Ordering the Dodgy Digits!

9 posts by 3 authors in: Forums > CMS Builder
Last Post: May 15, 2008   (RSS)

By Perchpole - March 31, 2008

This isn't really a CMS issue. I've encountered it several times over the years - most recently whilst working on a CMS project. For that reason (and because this place is overflowing with some very clever people) I hope someone might be able to give me some advice!

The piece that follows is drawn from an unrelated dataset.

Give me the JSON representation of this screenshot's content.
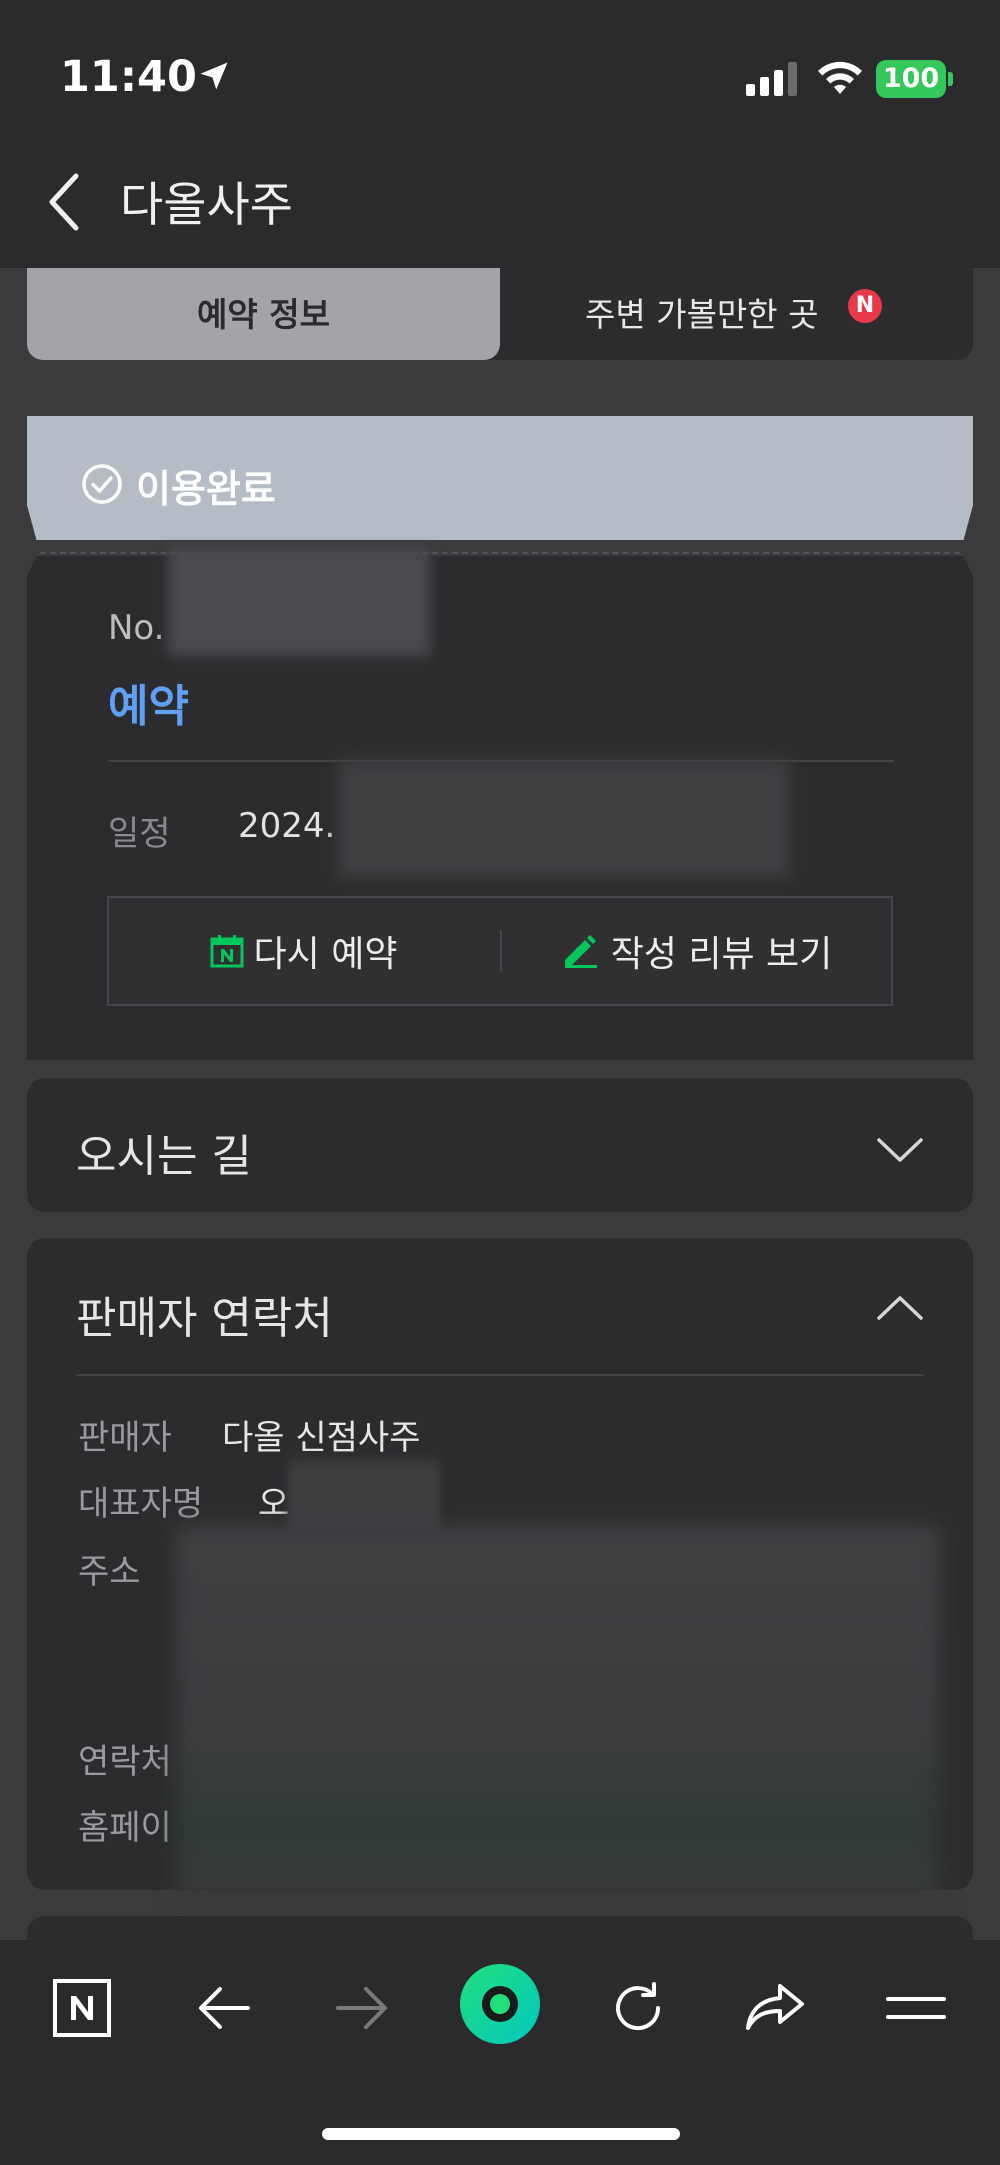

Imagine a list of products - with reference codes numbered 1 through to 200. I would like to list these products/codes in CMS in numerical order. It should look something like this...

1
2
3
4
..etc.

Trouble is, it's not that simple because the numbers are in the wrong (digit) format. If I were to list them, it would look something like this...

1
10
11
12
...etc.

In order to list the number correctly, it would be necessary to renumber the products, thus...

001
002
003
004
...etc.

Unfortunately, I cannot renumber the reference codes (because the client won't countenance such a thing). So is there any ingenious way I can trick CMS builder into ordering the list correctly despite the problem with the format?

[crazy]

AJ

Re: [Perchpole] Ordering the Dodgy Digits!

By Dave - March 31, 2008

Yes, there is actually! :) It's because it's not a numeric field. You can trick MySQL into treating as a numeric field by adding "+0" after the fieldname in the "Order By". So it might look like this: refnum+0 (or in reverse) refnum+0 DESC

Hope that helps! Let me know if that works! :)
Dave Edis - Senior Developer
interactivetools.com

Re: [Dave] Ordering the Dodgy Digits!

By Perchpole - March 31, 2008

Dave -

There is, surely, no limit to your talents!

It works - sort of - in some instances. The trouble is, I forgot to mention that some of the ref codes have letters before the digits. So, for example, one list would be...

G1
G10
G11
G12
...etc.

It doesn't work in this instance - but thanks all the same.

[:)]

AJ

Re: [Perchpole] Ordering the Dodgy Digits!

By Dave - March 31, 2008

So do you want it to sort by the letter first and then the number? Or to ignore the letter and just sort by the number?
Dave Edis - Senior Developer
interactivetools.com

Re: [Dave] Ordering the Dodgy Digits!

By Perchpole - March 31, 2008

Dave -



Either, both and all of the above. Whichever method works best!

[:)]

AJ

Re: [Perchpole] Ordering the Dodgy Digits!

By Dave - April 1, 2008

Hmm, I've been playing around with this for a bit with not much luck. The 'Order By' is actually just a MySQL "ORDER BY" clause - part of a MySQL query. So you can use any MySQL functions or tricks in there.

The kind of sorting you want is called "natural sort order", it's how humans expect things to be sorted when you have letters an numbers together. I did some research on google (link) and there is a lot of people talking about it but not many solutions that would work for this case.

MySQL has a list of function you can use (link) but nothing was exactly what we needed.

One idea I came up with was to remove all the characters. If all you had was "R" you could do that with an order by like this and have it sort on the number only:

REPLACE(refnum, 'R', '')+0

Except if you had more letter than just R you'd just to nest it like this (for S as well):

REPLACE(REPLACE(refnum, 'R', ''), 'S', '')+0

And so on. It's workable, but gets pretty complicated pretty quickly when you have lots of possible letters

Another totally different idea would be to had a second field just for sorting where you enter just the number part of the reference num.

Hope that helps. If I think of anything else I'll post.
Dave Edis - Senior Developer
interactivetools.com

Re: [Perchpole] Ordering the Dodgy Digits!

By Dave - April 2, 2008

Great! Glad to hear that did the job. :)
Dave Edis - Senior Developer
interactivetools.com

Re: [Dave] Ordering the Dodgy Digits!

By webdude - May 15, 2008

Just wanted to follow up on this for other users. If you are having problems with sorting of integers, such as:

1
10
2
3
4
5
6
7
8
9

... instead of the expected ...

1
2
3
4
5
6
7
8
9
10

Then I have a trick for you to use in your viewer code. Use the MySQL CAST function in your ORDER BY expression... like so:

SELECT * FROM `faq` WHERE `num` > 0 ORDER BY CAST(`myorder` AS UNSIGNED) ASC

I find this much easier than trying to pad numbers with zeros. Unless you have gigantic result sets the CPU hit should be very minimal.